Starting a business is (in most cases) a troublesome endeavor that comes it a lot of stress and worry. As a result, it’s easy to avoid areas that don’t seem of importance, at least in the beginning.
Intellectual property (IP) is exactly one of those grey areas that most new entrepreneurs ignore as they plan for development and expansion. So, to make sure you’re not caught off guard, here are some common pitfalls to keep an eye out for.
Failing to Identify your IP
If you’re new to business or just starting as an entrepreneur, you may think you don’t have to worry about protecting intellectual property, because there’s none available. But this is where you would be terribly wrong.
The moment you register a business name and think about a brand, you start creating intellectual property elements. Let’s say you want to run a crowdfunding campaign to get your dream started from the ground. As you create the online page of the campaign (which goes on the crowdfunding platform), you will have to disclose sensitive information such as product name, schematics, development plans, and so on.
All these are in fact, IP assets and you should make sure they are protected by law before making them public.
The same is valid if you work with collaborators (employees, partners, or contractors). It is important to establish documentation that puts you in the position of owning the intellectual property being created. This can be anything from online content creation, drawings of a building, logos, the schematics of a new product, and more.
Keep in mind that, if you don’t use a work for hire agreement, the contractor is the one owning the intellectual property and not your business.
This means that, if you contract a designer to create a logo for your business, your company won’t be the owner of said logo even if it’s clear that an exchange of money took place. You need a specific type of documentation that clearly stipulates who will hold the ownership.
Not Knowing About the Different Types of IP
What’s the first thing that comes to mind when you think about intellectual property? Many entrepreneurs seem to think that it’s all about filing for patents and copyright infringement.
Still, if you study the law, you will find out that trademarks, copyrights, and trade secrets are also considered forms of IP protection.
For instance, you should apply for a trademark registration when you want to protect a logo or a brand, for copyright protection when you want to protect music or written works, and for trade secrets when you want to keep safe the secrets that make your business unique (recipes, special processes, or formulas).

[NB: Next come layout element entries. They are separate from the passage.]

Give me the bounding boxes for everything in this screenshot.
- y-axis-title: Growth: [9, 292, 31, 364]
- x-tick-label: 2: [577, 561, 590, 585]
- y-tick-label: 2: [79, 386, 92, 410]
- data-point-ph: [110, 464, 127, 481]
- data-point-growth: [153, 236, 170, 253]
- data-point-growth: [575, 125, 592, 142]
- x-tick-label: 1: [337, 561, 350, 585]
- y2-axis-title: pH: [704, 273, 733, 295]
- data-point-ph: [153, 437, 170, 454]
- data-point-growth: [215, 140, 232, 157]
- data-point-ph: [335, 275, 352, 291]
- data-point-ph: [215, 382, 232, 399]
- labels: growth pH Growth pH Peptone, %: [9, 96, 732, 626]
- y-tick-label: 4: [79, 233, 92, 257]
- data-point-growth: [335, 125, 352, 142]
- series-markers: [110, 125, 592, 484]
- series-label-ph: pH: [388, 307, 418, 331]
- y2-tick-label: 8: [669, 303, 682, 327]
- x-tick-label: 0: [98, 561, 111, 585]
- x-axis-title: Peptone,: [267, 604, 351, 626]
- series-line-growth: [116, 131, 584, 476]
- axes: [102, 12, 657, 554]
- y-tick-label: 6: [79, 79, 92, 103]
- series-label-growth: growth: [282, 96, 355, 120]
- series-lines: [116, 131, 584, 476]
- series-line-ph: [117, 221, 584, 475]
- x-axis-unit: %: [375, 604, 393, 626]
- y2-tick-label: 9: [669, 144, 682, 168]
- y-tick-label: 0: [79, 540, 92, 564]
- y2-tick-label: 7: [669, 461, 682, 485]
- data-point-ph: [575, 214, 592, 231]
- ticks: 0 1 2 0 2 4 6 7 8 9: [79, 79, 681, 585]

Not Doing Thorough Research
While it’s true that intellectual property laws and regulations can be confusing and difficult to browse, if you fail to do the research, you risk making costly mistakes.
For instance, one of the most common mistakes is choosing a business name or slogan that is confusingly similar to one that’s already in use, in the same jurisdiction. This can lead to copyright infringement later down the road.
Also, just because you use a business name and register an online domain to it, it does not confer trademark protection. On the other hand, if you register a name as a trademark, it doesn’t mean you have exclusive rights over it on all domains.
Intellectual property is not just a buzzword; it’s an extra layer of protection that will help keep the business going forward!